September 2022, Brockport N.Y. — Eric Bruder
By Elisabeth Blair
“My mom always said, “You can tell a Bruder, but you can’t tell him much.” I had a bizarre childhood. My dad was a picker. My dad collected antique toys and everyone laughed at him. Now my dad is gone but his collection was better than some of the museums uptown. He had some of the best stuff. I still got some of his stuff.”
“My dad was 6’2” and I was really tiny. I was always the smallest person in school. I didn’t start growing until I was in the airforce. Anyways, my dad would take me picking because it would make him seem less intimidating if he had a scrawny kid along with him.”
“We went everywhere. We stopped at old farms, we stopped at abandoned farms. You meet a lot of characters like that. We met a lot of old farmers. We went around doing that stuff. We got car parts…mostly car parts. He worked at the ford plant in Buffalo so he didn’t make a lot. The economy wasn’t doing great so that’s what we did to pay for the house, taxes, and stuff. My dad would just come across this stuff. But for me, I think I’m gonna make money from buying this stuff but I always lose so I stopped buying junk to sell. It’s like going backward.”
“We used to go everywhere. There was a junkyard in Angelica down near the Pennsylvania border. There was a crazy guy called Old John Herdman who was in his 70s and his mother was in her 90s. He used to sit out front in this old bathtub. In the 30s his father would run the junkyard. When people would go out of business during the depression, people would just come over to his place and drop stuff off. He had a horse-drawn hearse with a coffin in it. I didn’t dare open it. One corner had an old western-type jail cell with a skeleton in the corner.
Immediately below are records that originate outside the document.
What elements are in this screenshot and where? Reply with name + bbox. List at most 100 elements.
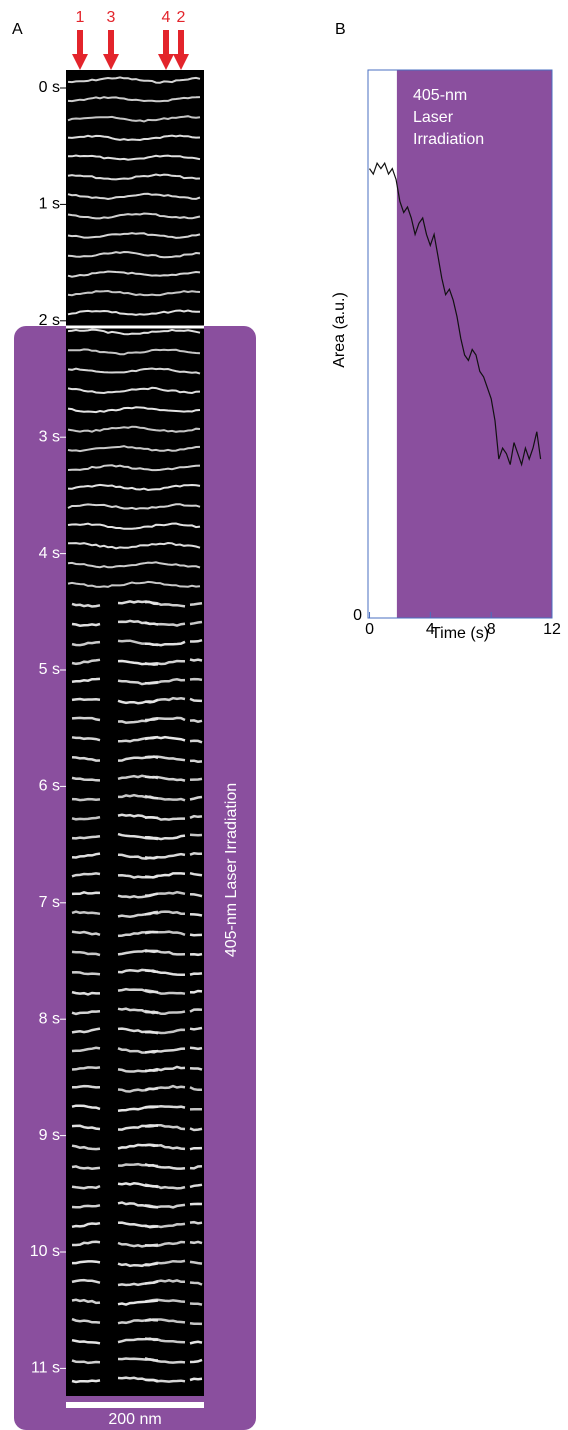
- kymograph-trace: [71, 872, 101, 878]
- kymograph-trace: [144, 1337, 186, 1344]
- kymograph-trace: [189, 777, 203, 782]
- arrow-label: 1: [76, 9, 85, 26]
- kymograph-trace: [189, 972, 203, 976]
- kymograph-trace: [67, 250, 201, 259]
- annotation: Irradiation: [413, 131, 484, 148]
- kymograph-trace: [71, 1317, 101, 1324]
- kymograph-trace: [71, 1084, 101, 1089]
- kymograph-trace: [189, 893, 203, 898]
- kymograph-trace: [189, 602, 203, 606]
- kymograph-trace: [67, 483, 201, 492]
- kymograph-trace: [71, 1046, 101, 1053]
- time-label: 9 s: [39, 1127, 60, 1144]
- kymograph-trace: [189, 1358, 203, 1364]
- kymograph-trace: [144, 735, 186, 742]
- kymograph-trace: [68, 541, 201, 550]
- kymograph-trace: [144, 1047, 186, 1054]
- kymograph-trace: [67, 96, 201, 103]
- kymograph-trace: [67, 76, 201, 84]
- kymograph-trace: [71, 1027, 101, 1034]
- kymograph-trace: [71, 658, 101, 666]
- kymograph-trace: [189, 1046, 203, 1051]
- kymograph-trace: [68, 348, 201, 356]
- kymograph-trace: [71, 835, 101, 840]
- kymograph-trace: [144, 1378, 186, 1383]
- kymograph-trace: [71, 1379, 101, 1384]
- time-label: 10 s: [30, 1243, 60, 1260]
- kymograph-trace: [71, 1184, 101, 1190]
- kymograph-trace: [144, 930, 186, 936]
- kymograph-trace: [189, 852, 202, 856]
- kymograph-trace: [67, 270, 201, 278]
- kymograph-trace: [71, 755, 101, 762]
- kymograph-trace: [67, 580, 201, 588]
- kymograph-trace: [71, 776, 101, 782]
- panel-label: A: [12, 21, 23, 38]
- time-label: 3 s: [39, 428, 60, 445]
- kymograph-trace: [144, 1065, 186, 1072]
- arrow: [103, 30, 119, 70]
- kymograph-trace: [189, 1322, 203, 1326]
- kymograph-trace: [72, 1240, 101, 1247]
- arrow-label: 3: [107, 9, 116, 26]
- kymograph-trace: [144, 600, 186, 608]
- kymograph-trace: [71, 1165, 101, 1170]
- kymograph-trace: [189, 620, 203, 626]
- annotation: Laser: [413, 109, 454, 126]
- kymograph-trace: [144, 852, 186, 860]
- kymograph-trace: [189, 759, 203, 763]
- kymograph-trace: [144, 988, 186, 995]
- kymograph-trace: [144, 1009, 186, 1016]
- kymograph-trace: [144, 1318, 186, 1324]
- x-tick-label: 4: [426, 621, 435, 638]
- kymograph-trace: [71, 1124, 101, 1131]
- kymograph-trace: [144, 659, 186, 666]
- kymograph-trace: [189, 1066, 203, 1071]
- kymograph-trace: [71, 890, 101, 896]
- kymograph-trace: [189, 1008, 203, 1013]
- kymograph-trace: [189, 913, 203, 917]
- kymograph-trace: [67, 309, 201, 316]
- kymograph-trace: [189, 952, 203, 957]
- kymograph-trace: [71, 736, 101, 742]
- kymograph-trace: [71, 1010, 101, 1016]
- time-label: 0 s: [39, 79, 60, 96]
- kymograph-trace: [71, 990, 100, 996]
- kymograph-trace: [144, 1028, 186, 1035]
- kymograph-trace: [144, 716, 186, 722]
- kymograph-trace: [144, 949, 186, 956]
- kymograph-trace: [71, 716, 101, 722]
- kymograph-trace: [67, 134, 201, 142]
- kymograph-trace: [71, 797, 101, 802]
- kymograph-trace: [67, 561, 201, 569]
- kymograph-trace: [71, 640, 101, 647]
- kymograph-trace: [144, 890, 186, 897]
- kymograph-trace: [189, 719, 203, 723]
- arrow-label: 2: [177, 9, 186, 26]
- arrow: [72, 30, 88, 70]
- kymograph-trace: [67, 522, 201, 530]
- kymograph-trace: [144, 678, 186, 685]
- time-label: 5 s: [39, 661, 60, 678]
- kymograph-trace: [189, 1127, 203, 1132]
- kymograph-trace: [71, 930, 101, 936]
- kymograph-trace: [67, 445, 201, 453]
- kymograph-trace: [189, 658, 203, 662]
- time-label: 1 s: [39, 196, 60, 213]
- kymograph-trace: [67, 367, 201, 375]
- kymograph-trace: [67, 115, 201, 123]
- annotation: 405-nm: [413, 87, 467, 104]
- kymograph-trace: [189, 933, 203, 937]
- kymograph-trace: [67, 503, 201, 511]
- kymograph-trace: [144, 1298, 186, 1304]
- kymograph-trace: [71, 852, 101, 859]
- kymograph-trace: [189, 1340, 203, 1345]
- kymograph-trace: [144, 1259, 186, 1267]
- kymograph-trace: [67, 173, 201, 181]
- kymograph-trace: [189, 1086, 203, 1092]
- kymograph-trace: [67, 212, 201, 220]
- kymograph-trace: [71, 910, 101, 916]
- kymograph-trace: [67, 232, 201, 239]
- x-tick-label: 12: [543, 621, 561, 638]
- arrow: [173, 30, 189, 70]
A real skeleton. He was a weirdo. His mom had a cure for the common cold and she had a cure for gangrene twice. Herdman had his bone showing on his heel, it was the ugliest looking thing, it almost made me want to puke but the next time we went there, it was healed. I asked “well how do you do that?” and he said, “Oh uh, cow shit and roots.” That was his answer to everything. But he liked my dad because I came along. Sometimes people would take stuff to their cars and not tell him but my dad always made a pile outside the car. We’d always put it outside the car so he knew that we weren’t stealing stuff. So we were one of the few people he actually let inside his house…which was as bizarre as the outside was. He had a candy dish which was a skull with the top cut off of it. And he had a pickle fork that was a skeleton hand. He was just a crazy character.”
“When I was 10, we’d drive down those old back roads, I’d sit on my father’s lap and he’d press the gas while I steered the car. So I learned how to drive when I was 10. I am one of five but my dad only took me picking. My brothers were too obnoxious and I was really interested in it. I was quieter. My older brother could care less and my brother who is 14 months younger than me was a wild man. My dad wouldn’t dare take him. But we were all sort of like that. You know we didn’t hurt anybody, we were just loud and obnoxious. We weren’t breaking things. We weren’t painting things. We were just kids. We were like free-range kids. The neighborhood thought we were insane.”